BP first announced this plan last year, just weeks after the Deepwater Horizon disaster. In the face of obvious questions about environmental impacts, the plans were quietly shelved.

Now, with BP clearly believing that public outcry over Deepwater Horizon has faded, the plans are back on the agenda. A few days ago the company launched a public consultation on this environmental statement (pdf) for its proposed North Uist well.

Disturbingly, in its statement, BP takes a leaf out of Cairn's book, claiming that some fish will just swim out of the way of any spill. The company also admits that a deep water blow out at North Uist could release 75,000 barrels of oil a day - worse that Deepwater Horizon's 55,000. Finally, BP claims that fitting the new cap to plug a deep water blow out will take between 10 and 35 days, and it gives no details at all about how long it would take to drill a relief well.
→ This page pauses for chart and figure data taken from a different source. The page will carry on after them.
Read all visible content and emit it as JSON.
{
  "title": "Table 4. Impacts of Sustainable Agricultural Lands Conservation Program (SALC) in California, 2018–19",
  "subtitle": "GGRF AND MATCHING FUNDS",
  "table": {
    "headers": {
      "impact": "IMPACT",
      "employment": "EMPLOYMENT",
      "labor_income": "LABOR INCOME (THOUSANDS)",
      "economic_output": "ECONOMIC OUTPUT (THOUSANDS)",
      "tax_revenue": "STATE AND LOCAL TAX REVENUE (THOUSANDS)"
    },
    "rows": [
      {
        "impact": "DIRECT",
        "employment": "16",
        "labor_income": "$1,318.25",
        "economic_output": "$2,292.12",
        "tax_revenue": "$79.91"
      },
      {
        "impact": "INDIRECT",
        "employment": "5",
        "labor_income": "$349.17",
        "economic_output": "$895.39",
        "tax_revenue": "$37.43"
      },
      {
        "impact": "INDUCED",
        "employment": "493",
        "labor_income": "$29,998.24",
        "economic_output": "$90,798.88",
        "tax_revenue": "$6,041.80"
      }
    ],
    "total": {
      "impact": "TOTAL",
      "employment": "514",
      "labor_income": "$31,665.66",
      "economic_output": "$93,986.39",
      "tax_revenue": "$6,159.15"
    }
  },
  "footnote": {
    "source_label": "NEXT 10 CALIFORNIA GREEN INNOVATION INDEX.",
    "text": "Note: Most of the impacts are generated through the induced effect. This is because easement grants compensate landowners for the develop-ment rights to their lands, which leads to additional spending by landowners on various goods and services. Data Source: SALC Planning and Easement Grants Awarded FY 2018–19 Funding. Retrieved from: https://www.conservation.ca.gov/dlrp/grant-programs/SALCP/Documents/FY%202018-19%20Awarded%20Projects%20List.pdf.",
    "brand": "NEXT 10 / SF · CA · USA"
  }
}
But, while oil companies step up the battle to drill for oil in ever riskier ways, public opinion against them is also gathering pace. Public pressure recently forced Greenland to publish Cairn's Arctic spill response plan, and over 12,000 of you have now asked Greenland to cancel Cairn's drilling programme.

This week, deep water drilling is also firmly on the political agenda, with proposed changes to oil drilling regulations being hotly debated in both the UK and the EU.

In Europe, MEPs will be voting on offshore drilling regulations tomorrow. After the European Commission proposed tightening EU laws on offshore drilling and requiring EU registered companies to stick to EU standards when operating in non-EU waters like the Arctic, the oil industry responded with fierce lobbying to try to water down the proposals; a committee of MEPs (led by UK Conservative Vicky Ford) has now published its pro-industry response.

The Greens, on the other hand, are calling on EU member states to ban exploration and extraction in environmentally sensitive areas like the Arctic altogether. Tomorrow's vote will help shape the direction any future EU legislation takes.

Meanwhile, here in the UK, the Energy Bill will be debated in Parliament on Wednesday. Again, it's shaping up to be quite a battle, with the Green Party's Caroline Lucas calling on the government to impose a moratorium on offshore drilling in fragile environments. Labour is also tabling some amendments that would force UK-registered oil companies to publish and publicly consult on their oil spill response plans, and to adhere to UK standards when operating outside of UK waters in places like the Arctic.

If Deepwater Horizon has taught us anything, it must be that oil companies can't be relied upon to regulate themselves; they will always put their own profit before the planet. Now legislators in the EU and the UK need to decide whether they will put in place the stringent laws needed to protect our global commons from reckless profit-seekers.